Gisela, hunched over her adding machine, punched out figures blindly with one hand, and held a handkerchief to her nose with the other. Not to question or comment would in itself be ground for comment. Maggie turned towards the reception desk.

‘Whatever’s the matter? What is it? Has something happened?’

Gisela looked up with brimming eyes. ‘Oh, Miss Tressider, isn’t it terrible? The police are here, they want to talk to everybody. Friedl… she’s dead! She drowned herself in the lake!’

It was late in the afternoon before the police got round to Maggie.
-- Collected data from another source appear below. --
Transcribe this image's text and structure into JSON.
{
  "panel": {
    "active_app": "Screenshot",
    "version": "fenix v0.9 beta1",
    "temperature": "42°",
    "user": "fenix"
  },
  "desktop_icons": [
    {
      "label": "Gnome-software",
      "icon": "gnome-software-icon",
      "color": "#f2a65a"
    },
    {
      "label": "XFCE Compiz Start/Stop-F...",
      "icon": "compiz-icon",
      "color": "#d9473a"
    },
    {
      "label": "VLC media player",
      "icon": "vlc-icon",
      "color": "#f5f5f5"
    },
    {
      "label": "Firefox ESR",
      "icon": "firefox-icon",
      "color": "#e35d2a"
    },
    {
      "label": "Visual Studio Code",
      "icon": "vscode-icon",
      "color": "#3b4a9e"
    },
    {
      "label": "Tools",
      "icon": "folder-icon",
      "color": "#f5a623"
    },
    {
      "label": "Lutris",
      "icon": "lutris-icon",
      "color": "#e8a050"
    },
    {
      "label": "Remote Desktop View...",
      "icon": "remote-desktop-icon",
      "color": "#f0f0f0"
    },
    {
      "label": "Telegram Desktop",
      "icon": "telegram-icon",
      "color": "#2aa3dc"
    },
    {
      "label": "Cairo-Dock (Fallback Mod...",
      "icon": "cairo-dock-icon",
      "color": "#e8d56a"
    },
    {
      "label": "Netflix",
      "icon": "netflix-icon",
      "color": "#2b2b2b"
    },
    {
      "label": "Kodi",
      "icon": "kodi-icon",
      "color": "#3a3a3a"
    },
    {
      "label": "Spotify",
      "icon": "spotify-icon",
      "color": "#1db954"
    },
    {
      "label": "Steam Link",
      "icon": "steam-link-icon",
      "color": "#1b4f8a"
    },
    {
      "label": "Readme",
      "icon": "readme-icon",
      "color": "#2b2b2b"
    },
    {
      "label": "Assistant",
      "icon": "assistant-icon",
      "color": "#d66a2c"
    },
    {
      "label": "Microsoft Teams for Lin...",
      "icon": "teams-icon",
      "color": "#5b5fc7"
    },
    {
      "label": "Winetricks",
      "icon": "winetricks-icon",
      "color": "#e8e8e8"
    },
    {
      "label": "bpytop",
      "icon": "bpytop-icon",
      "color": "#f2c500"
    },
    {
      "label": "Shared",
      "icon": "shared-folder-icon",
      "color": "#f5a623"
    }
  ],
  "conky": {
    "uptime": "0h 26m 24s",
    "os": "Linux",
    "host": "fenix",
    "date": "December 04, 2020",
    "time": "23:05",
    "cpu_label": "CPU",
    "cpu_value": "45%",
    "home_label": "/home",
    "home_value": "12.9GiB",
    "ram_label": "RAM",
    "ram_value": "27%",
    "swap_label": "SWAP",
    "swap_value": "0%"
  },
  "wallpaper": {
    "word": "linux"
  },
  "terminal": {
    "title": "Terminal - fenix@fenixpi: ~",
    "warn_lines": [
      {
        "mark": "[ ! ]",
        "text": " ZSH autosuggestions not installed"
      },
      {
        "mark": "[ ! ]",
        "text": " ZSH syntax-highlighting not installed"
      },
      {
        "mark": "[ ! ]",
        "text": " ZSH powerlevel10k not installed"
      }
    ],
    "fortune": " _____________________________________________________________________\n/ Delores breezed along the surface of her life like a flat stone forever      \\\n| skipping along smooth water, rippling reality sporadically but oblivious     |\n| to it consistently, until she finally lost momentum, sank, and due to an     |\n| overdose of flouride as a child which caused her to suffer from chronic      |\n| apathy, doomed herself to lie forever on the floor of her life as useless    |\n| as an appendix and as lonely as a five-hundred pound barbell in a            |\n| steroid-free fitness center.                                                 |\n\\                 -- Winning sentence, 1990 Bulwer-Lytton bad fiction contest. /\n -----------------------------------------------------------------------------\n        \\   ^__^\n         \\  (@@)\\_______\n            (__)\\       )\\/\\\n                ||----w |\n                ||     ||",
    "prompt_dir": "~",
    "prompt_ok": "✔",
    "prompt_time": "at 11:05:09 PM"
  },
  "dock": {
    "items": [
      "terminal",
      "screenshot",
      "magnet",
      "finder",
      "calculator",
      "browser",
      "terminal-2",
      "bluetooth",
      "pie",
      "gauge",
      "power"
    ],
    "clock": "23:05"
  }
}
By then it was quite simply a relief to be called into the office, and it seemed to her that in closing the door behind her on entering she shut herself into a quiet island, immune to all the agitation and gossip and rumours that were convulsing the household. There was excitement, disquiet and awe abroad in the Goldener Hirsch; but there was no grief. Only Gisela, in love with living and genuinely sorry that anyone should have to surrender it, much less feel wretched enough to want to opt out of it, had shed tears.

In the office it was very quiet. The young man behind the desk, thickset, solid and tanned, looked up from the list he had before him, and smiled briefly and perfunctorily in tribute to a good-looking woman. Off-duty, he would have had more time to appreciate her.

‘Sit down, please. You are Miss Maggie Tressider?’

‘Yes,’ she said, ‘that’s my name.’

‘And you occupy room Number One. You know what our business is here?’

‘Gisela told me, this morning. One of the maids has been drowned in the lake.’

‘Friedl Schiffer… yes. We took her body from the water very early this morning.’ He did not say what had brought them looking for her there at such an hour, but the rumours were already circulating, and by this time there were not many people in Scheidenau who did not know that a celebrated local poacher, out before daylight after his night-lines, had sighted the body in the water and given the alarm. ‘Did you know her well?’